No dia 1º de fevereiro de 2001, Maria Lúcia foi às compras no Bon Marché localizado na Barra da Tijuca, Rio de Janeiro, como costumava fazer regularmente. Pagou no caixa a quantia de R$ 34, 54 e se dirigiu para a porta de saída quando foi abordada por um dos seguranças da loja que, delicadamente, informou à consumidora de que ela havia se esquecido de pagar duas mercadorias “guardadas” na bolsa dela. Maria Lúcia teria se desculpado imediatamente, retornando ao caixa para efetuar o pagamento dos dois frascos de creme. Todavia, um sargento do Corpo de Bombeiros, abordado por engano pelo mesmo segurança, se sentiu ofendido e resolveu chamar a polícia militar.

O sargento e Maria Lúcia foram levados para a delegacia sob o argumento de que iriam “desfazer um mal-entendido”. De acordo com a defesa da comerciante, “em momento algum cogitou-se a hipótese de furto por parte da paciente, mesmo pelos próprios representantes do supermercado, que admitiram ser a paciente cliente assídua do Bon Marché”. Apesar de os fatos explicitados no Inquérito policial apontarem para a tese do mal-entendido, o Ministério Público decidiu fazer a denúncia contra a comerciante, acusando-a de crime contra o patrimônio.

Alegando que o caso da comerciante se enquadraria no princípio da insignificância, proporcionalidade e razoabilidade, ou seja, que o valor do bem furtado seria insignificante se comparado ao patrimônio da vítima – um supermercado do grupo Sendas –, o advogado da comerciante entrou com um pedido de habeas-corpus no Tribunal de Justiça do Rio de Janeiro (TJ/RJ). No pedido, a defesa de Maria Lúcia afirmava que a senhora estava sofrendo constrangimento ilegal por não haver justa causa para Ação Penal contra ela. Entretanto, o TJ/RJ denegou o pedido, ressaltando que “ o pequeno valor da coisa furtada não torna, necessariamente, insignificante a infração penal praticada pela paciente”.

Inconformada, Maria Lúcia recorreu ao STJ. Enfatizando a “inexpressividade do fato”, o advogado da comerciante lembrou o alto custo de instauração de um processo penal face à quantia de seis reais envolvida na questão. “Então, mova-se a máquina judiciária, submeta-se a paciente às agruras do processo penal, disponha-se do trabalho de escreventes, oficiais de justiça, imprensa oficial, juízes, promotores, para, ao final, ser reconhecido o crime de bagatela. É esse o espírito da Lei? O valor do furto é ínfimo se comparado ao custo estatal para mover uma ação”, ressaltou a defesa.
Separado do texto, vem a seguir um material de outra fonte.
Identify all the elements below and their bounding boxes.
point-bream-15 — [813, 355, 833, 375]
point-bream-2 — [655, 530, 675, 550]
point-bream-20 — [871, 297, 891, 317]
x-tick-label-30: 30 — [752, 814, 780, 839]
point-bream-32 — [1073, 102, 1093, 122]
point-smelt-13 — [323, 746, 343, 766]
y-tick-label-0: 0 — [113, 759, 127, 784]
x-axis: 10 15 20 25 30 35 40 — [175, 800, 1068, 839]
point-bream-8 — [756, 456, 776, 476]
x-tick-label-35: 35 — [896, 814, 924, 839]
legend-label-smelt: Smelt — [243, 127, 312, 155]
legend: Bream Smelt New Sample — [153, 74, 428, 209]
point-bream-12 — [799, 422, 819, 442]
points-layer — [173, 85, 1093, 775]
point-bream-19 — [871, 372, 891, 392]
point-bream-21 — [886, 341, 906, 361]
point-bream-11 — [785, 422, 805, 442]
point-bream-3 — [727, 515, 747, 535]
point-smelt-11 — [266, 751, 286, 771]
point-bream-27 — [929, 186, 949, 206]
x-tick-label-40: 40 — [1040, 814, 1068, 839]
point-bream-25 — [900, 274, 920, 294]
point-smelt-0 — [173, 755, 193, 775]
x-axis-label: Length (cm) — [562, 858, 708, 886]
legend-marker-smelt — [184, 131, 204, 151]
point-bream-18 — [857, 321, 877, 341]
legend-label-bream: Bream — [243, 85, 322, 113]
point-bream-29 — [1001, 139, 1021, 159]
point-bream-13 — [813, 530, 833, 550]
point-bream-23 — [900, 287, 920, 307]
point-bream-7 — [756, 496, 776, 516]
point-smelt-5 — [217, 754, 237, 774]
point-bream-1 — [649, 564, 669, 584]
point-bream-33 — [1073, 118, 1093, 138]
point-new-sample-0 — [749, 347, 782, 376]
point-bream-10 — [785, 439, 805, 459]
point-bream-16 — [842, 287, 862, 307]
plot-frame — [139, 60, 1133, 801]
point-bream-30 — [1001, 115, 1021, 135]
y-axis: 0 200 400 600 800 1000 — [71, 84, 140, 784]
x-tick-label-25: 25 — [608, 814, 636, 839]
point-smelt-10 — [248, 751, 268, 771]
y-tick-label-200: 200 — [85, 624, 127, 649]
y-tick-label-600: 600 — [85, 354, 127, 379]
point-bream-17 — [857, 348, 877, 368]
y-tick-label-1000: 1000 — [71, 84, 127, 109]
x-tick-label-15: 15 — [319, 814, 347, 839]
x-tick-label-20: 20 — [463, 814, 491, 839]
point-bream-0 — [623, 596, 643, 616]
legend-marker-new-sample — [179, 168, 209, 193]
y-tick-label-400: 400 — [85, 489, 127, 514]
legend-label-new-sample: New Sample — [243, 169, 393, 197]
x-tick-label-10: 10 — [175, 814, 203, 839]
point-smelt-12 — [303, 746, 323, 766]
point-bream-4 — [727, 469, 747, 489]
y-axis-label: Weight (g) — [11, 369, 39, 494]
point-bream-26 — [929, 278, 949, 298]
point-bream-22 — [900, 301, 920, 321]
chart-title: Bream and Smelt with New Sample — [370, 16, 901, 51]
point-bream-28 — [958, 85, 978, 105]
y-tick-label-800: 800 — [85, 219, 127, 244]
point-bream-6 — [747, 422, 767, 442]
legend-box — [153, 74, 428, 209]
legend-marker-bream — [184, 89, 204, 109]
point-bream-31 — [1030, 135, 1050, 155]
Para o ministro Fontes de Alencar, relator do processo, o princípio da insignificância realmente se aplica ao caso, uma vez que “o ínfimo prejuízo causado ao patrimônio da vitima não é suficiente para afetar o bem jurídico tutelado pela norma penal”. Desse modo, o ministro concedeu a ordem para trancar a Ação Penal contra Maria Lúcia. Os demais integrantes da Sexta Turma acompanharam o voto do relator.